Я толкаю его в плечо, наваливаясь на дверь. Из нас двоих он сильнее. Теперь он смотрит на меня как на врага. Как-нибудь ночью в темном переулке такой взгляд означал бы неминуемую смерть.
— You don't want trouble but looking for it. O.K.
Он ослабляет нажим, не настаивает больше, словно желая этим сказать, что уже слишком поздно и он как-нибудь обойдется без меня.
Несколько капель пота блестят на моем воротничке, поезд замедляет ход, я приоткрываю окно. Становится прохладнее, зато удесятеряется шум; приходится выбирать. Вспоминаю взгляд того аргентинца после моего отказа, я читал его мысли. У меня было странное ощущение, будто это я убил его демократию — я один — и вынудил его к изгнанию.

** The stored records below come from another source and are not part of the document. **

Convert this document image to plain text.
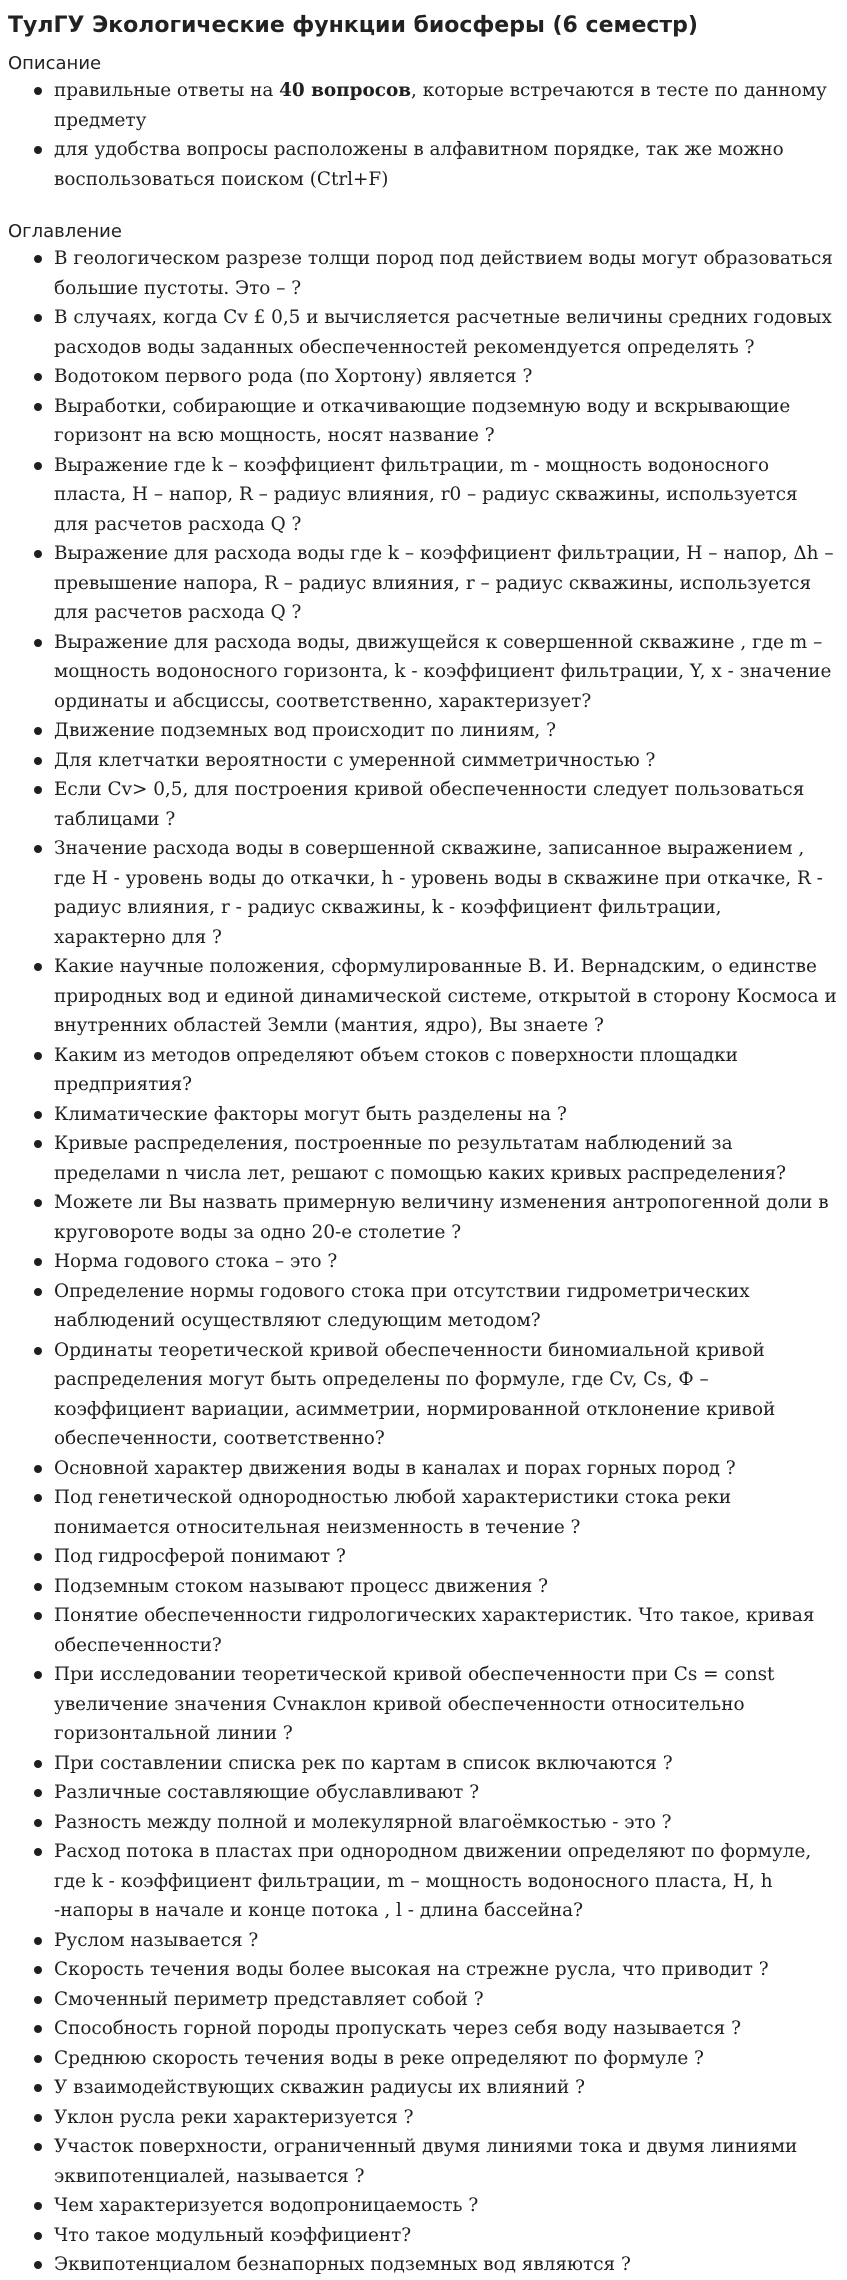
ТулГУ Экологические функции биосферы (6 семестр)
Описание
правильные ответы на 40 вопросов, которые встречаются в тесте по данному предмету
для удобства вопросы расположены в алфавитном порядке, так же можно воспользоваться поиском (Ctrl+F)
Оглавление
В геологическом разрезе толщи пород под действием воды могут образоваться большие пустоты. Это – ?
В случаях, когда Cv £ 0,5 и вычисляется расчетные величины средних годовых расходов воды заданных обеспеченностей рекомендуется определять ?
Водотоком первого рода (по Хортону) является ?
Выработки, собирающие и откачивающие подземную воду и вскрывающие горизонт на всю мощность, носят название ?
Выражение где k – коэффициент фильтрации, m - мощность водоносного пласта, H – напор, R – радиус влияния, r0 – радиус скважины, используется для расчетов расхода Q ?
Выражение для расхода воды где k – коэффициент фильтрации, H – напор, Δh – превышение напора, R – радиус влияния, r – радиус скважины, используется для расчетов расхода Q ?
Выражение для расхода воды, движущейся к совершенной скважине , где m – мощность водоносного горизонта, k - коэффициент фильтрации, Y, x - значение ординаты и абсциссы, соответственно, характеризует?
Движение подземных вод происходит по линиям, ?
Для клетчатки вероятности с умеренной симметричностью ?
Если Cv> 0,5, для построения кривой обеспеченности следует пользоваться таблицами ?
Значение расхода воды в совершенной скважине, записанное выражением , где H - уровень воды до откачки, h - уровень воды в скважине при откачке, R - радиус влияния, r - радиус скважины, k - коэффициент фильтрации, характерно для ?
Какие научные положения, сформулированные В. И. Вернадским, о единстве природных вод и единой динамической системе, открытой в сторону Космоса и внутренних областей Земли (мантия, ядро), Вы знаете ?
Каким из методов определяют объем стоков с поверхности площадки предприятия?
Климатические факторы могут быть разделены на ?
Кривые распределения, построенные по результатам наблюдений за пределами n числа лет, решают с помощью каких кривых распределения?
Можете ли Вы назвать примерную величину изменения антропогенной доли в круговороте воды за одно 20-е столетие ?
Норма годового стока – это ?
Определение нормы годового стока при отсутствии гидрометрических наблюдений осуществляют следующим методом?
Ординаты теоретической кривой обеспеченности биномиальной кривой распределения могут быть определены по формуле, где Cv, Cs, Ф – коэффициент вариации, асимметрии, нормированной отклонение кривой обеспеченности, соответственно?
Основной характер движения воды в каналах и порах горных пород ?
Под генетической однородностью любой характеристики стока реки понимается относительная неизменность в течение ?
Под гидросферой понимают ?
Подземным стоком называют процесс движения ?
Понятие обеспеченности гидрологических характеристик. Что такое, кривая обеспеченности?
При исследовании теоретической кривой обеспеченности при Cs = const увеличение значения Cvнаклон кривой обеспеченности относительно горизонтальной линии ?
При составлении списка рек по картам в список включаются ?
Различные составляющие обуславливают ?
Разность между полной и молекулярной влагоёмкостью - это ?
Расход потока в пластах при однородном движении определяют по формуле, где k - коэффициент фильтрации, m – мощность водоносного пласта, H, h -напоры в начале и конце потока , l - длина бассейна?
Руслом называется ?
Скорость течения воды более высокая на стрежне русла, что приводит ?
Смоченный периметр представляет собой ?
Способность горной породы пропускать через себя воду называется ?
Среднюю скорость течения воды в реке определяют по формуле ?
У взаимодействующих скважин радиусы их влияний ?
Уклон русла реки характеризуется ?
Участок поверхности, ограниченный двумя линиями тока и двумя линиями эквипотенциалей, называется ?
Чем характеризуется водопроницаемость ?
Что такое модульный коэффициент?
Эквипотенциалом безнапорных подземных вод являются ?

Легавые появятся через пять минут.
Мне наверняка надо было согласиться на Флоренцию. В конце концов, не настолько уж это и дальше от Парижа. В 8.30 в пятницу утром. Как все.
*
Толчок прижал мои колени к стенке, правая рука упала на пол. Если бы я стоял, то врезался бы головой в шкафчик. Поезд застыл в ночи после пятнадцати метров торможения, а это не слишком много, чтобы успеть повернуться, всего восемь секунд от ста двадцати в час до нуля. Аварийная остановка — штука резкая, я не очень-то с ней знаком. За два года лишь четыре раза. Поднимаюсь и выхожу в коридор как можно скорее, даже не обувшись. Шок, удивление, сирена, людские лица, впопыхах напяленные пижамы, контролеры, проверяющие рукоятки стоп-кранов одну за одной, чтобы выключить сигнал тревоги. Сталкиваюсь с трехзвездочным, который ничего мне не говорит, — видно, забыл, что я проводник. Дернуть ручку могли где угодно, хоть за десять вагонов от моего собственного. Пассажиры-то меня не забыли, и со всех сторон сыплются вопросы. Какой-то мальчишка плачет, мать растирает ему лоб. В коридоре суматоха. Самое время проявить немного авторитета.

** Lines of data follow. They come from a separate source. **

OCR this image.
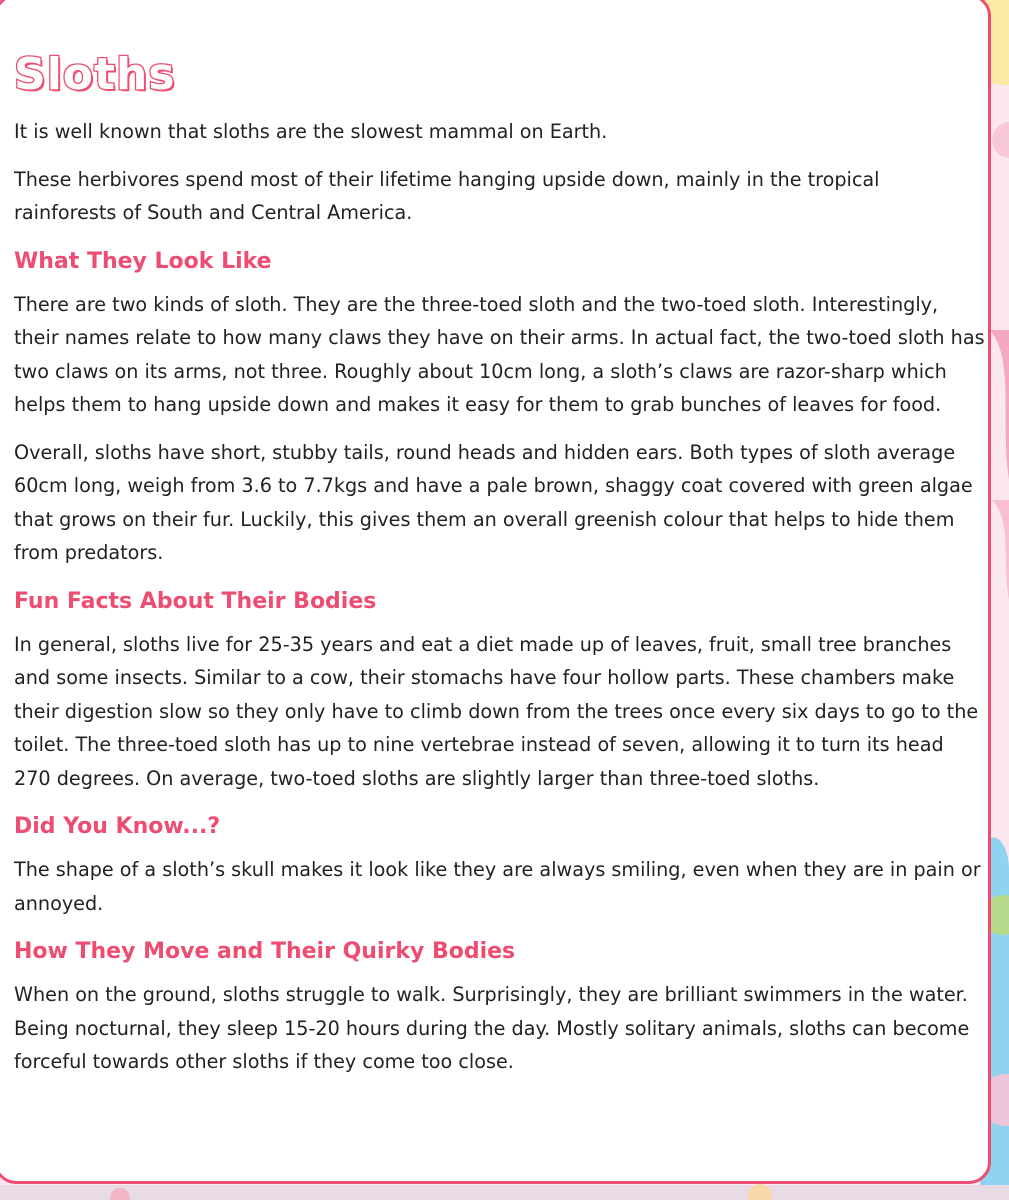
Sloths

It is well known that sloths are the slowest mammal on Earth.

These herbivores spend most of their lifetime hanging upside down, mainly in the tropical rainforests of South and Central America.

What They Look Like

There are two kinds of sloth. They are the three-toed sloth and the two-toed sloth. Interestingly, their names relate to how many claws they have on their arms. In actual fact, the two-toed sloth has two claws on its arms, not three. Roughly about 10cm long, a sloth’s claws are razor-sharp which helps them to hang upside down and makes it easy for them to grab bunches of leaves for food.

Overall, sloths have short, stubby tails, round heads and hidden ears. Both types of sloth average 60cm long, weigh from 3.6 to 7.7kgs and have a pale brown, shaggy coat covered with green algae that grows on their fur. Luckily, this gives them an overall greenish colour that helps to hide them from predators.

Fun Facts About Their Bodies

In general, sloths live for 25-35 years and eat a diet made up of leaves, fruit, small tree branches and some insects. Similar to a cow, their stomachs have four hollow parts. These chambers make their digestion slow so they only have to climb down from the trees once every six days to go to the toilet. The three-toed sloth has up to nine vertebrae instead of seven, allowing it to turn its head 270 degrees. On average, two-toed sloths are slightly larger than three-toed sloths.

Did You Know...?

The shape of a sloth’s skull makes it look like they are always smiling, even when they are in pain or annoyed.

How They Move and Their Quirky Bodies

When on the ground, sloths struggle to walk. Surprisingly, they are brilliant swimmers in the water. Being nocturnal, they sleep 15-20 hours during the day. Mostly solitary animals, sloths can become forceful towards other sloths if they come too close.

— Возвращайтесь в свои купе, чтобы облегчить работу контролеров!
Ну да, как же… С таким же успехом можно на моторный вагон помочиться. Они решили меня не слышать. Приходится загонять их одного за другим при большой поддержке «пожалуйста» и «прошу вас». Нет, это не паника, это больше похоже на любопытство обыкновенных уличных зевак, ожидающих удара после резкого скрипа колес. Возле первого купе чувствую на лице холодный сквозняк. Однако все окна закрыты. Вижу, как на дальней площадке трехзвездочный снимает фуражку и входит в туалет. Звонок тотчас же замолкает. Дверь в тамбуре открыта. Все понятно: стоп-кран дернули в сортире, а тремя секундами позже тип уже растворился в ночи. Ищи ветра в поле. Высовываю нос наружу: трехзвездочный стоит внизу, у подножки, ничего не видно, разве что красный свет вдалеке, в голове поезда.
— Видишь что-нибудь?
Ни одного постороннего силуэта, ни одного движения, только ветерок шелестит в кустах. Черная дыра.

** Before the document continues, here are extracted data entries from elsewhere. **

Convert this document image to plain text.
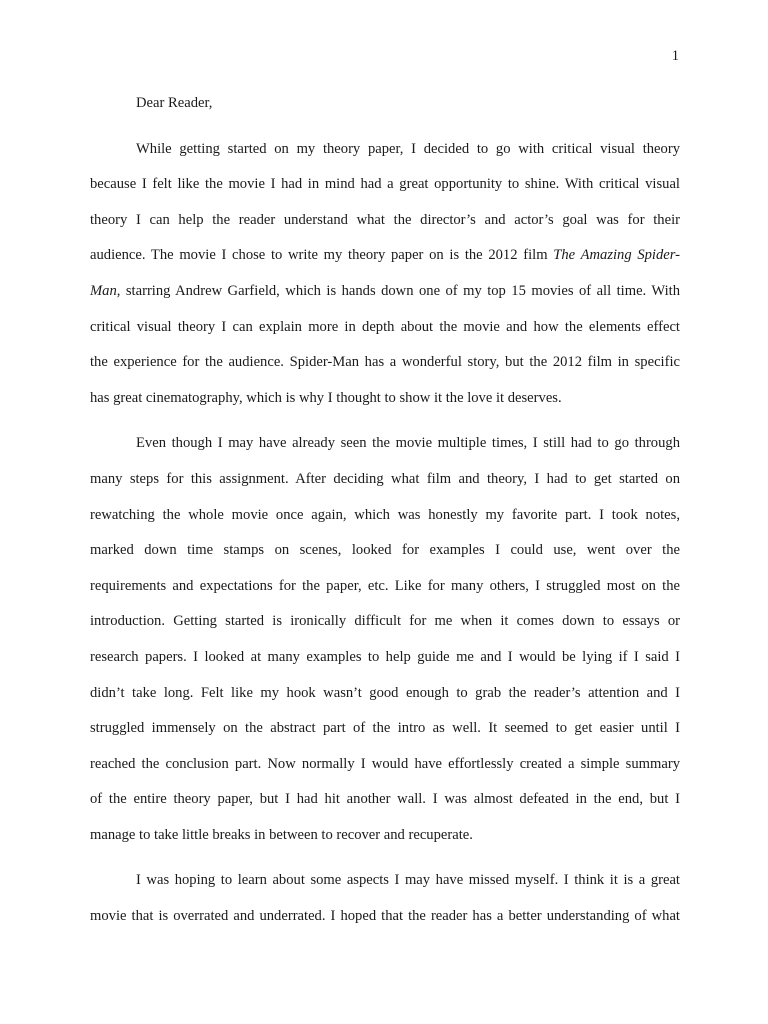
1
Dear Reader,
While getting started on my theory paper, I decided to go with critical visual theory
because I felt like the movie I had in mind had a great opportunity to shine. With critical visual
theory I can help the reader understand what the director’s and actor’s goal was for their
audience. The movie I chose to write my theory paper on is the 2012 film The Amazing Spider-
Man, starring Andrew Garfield, which is hands down one of my top 15 movies of all time. With
critical visual theory I can explain more in depth about the movie and how the elements effect
the experience for the audience. Spider-Man has a wonderful story, but the 2012 film in specific
has great cinematography, which is why I thought to show it the love it deserves.
Even though I may have already seen the movie multiple times, I still had to go through
many steps for this assignment. After deciding what film and theory, I had to get started on
rewatching the whole movie once again, which was honestly my favorite part. I took notes,
marked down time stamps on scenes, looked for examples I could use, went over the
requirements and expectations for the paper, etc. Like for many others, I struggled most on the
introduction. Getting started is ironically difficult for me when it comes down to essays or
research papers. I looked at many examples to help guide me and I would be lying if I said I
didn’t take long. Felt like my hook wasn’t good enough to grab the reader’s attention and I
struggled immensely on the abstract part of the intro as well. It seemed to get easier until I
reached the conclusion part. Now normally I would have effortlessly created a simple summary
of the entire theory paper, but I had hit another wall. I was almost defeated in the end, but I
manage to take little breaks in between to recover and recuperate.
I was hoping to learn about some aspects I may have missed myself. I think it is a great
movie that is overrated and underrated. I hoped that the reader has a better understanding of what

Он поднимается, гроздь любопытных пассажиров чуть не выталкивает нас наружу. Пустые вопросы. Ночная свежесть высушила мой пот. Он хлопает дверью, что-то крикнув зевакам, и мы трогаемся.
— А ты достань свою схему, билеты и броню, я схожу за коллегой, и соберемся у тебя.
Поголовная проверка. Полный список пассажиров, все посадки, все выходы. И это лишь для того, чтобы ответить на один-единственный вопрос: кто? Возвращаюсь к себе. Вижу, как маленькая дама в ночной рубашке засовывает голову в мое купе. Я его даже еще не закрыл, хотя терпеть не могу, когда суют нос в мои дела.
— Что желает мадам с сорок шестого? Случилось что-нибудь, а, мадам с сорок шестого?
Она прямиком устремляется на свое сорок шестое место, не прося добавки. Заранее знаю, что к бумагам никто не прикасался: у меня привычка засовывать их в один уголок, совершенно незаметный, если не знаешь, что тут к чему. Все на месте. Ложусь в ожидании служивых. Гам в коридоре становится потише.
Я был бы не прочь знать общий итог: детишки, свалившиеся с полок, старички, врезавшиеся в сортирное стекло, — вообще подробный перечень веселеньких травм и увечий.
Кто? Они и в самом деле хотят знать кто? Американец, конечно, и пока я единственный это знаю.
У меня его билет и паспорт. Стучат.
— Ну, что я вам говорил? Я один в купе остался, а эти двое смылись с моим бумажником. Они же в сговоре были, а их никто не обыскал, пока было можно.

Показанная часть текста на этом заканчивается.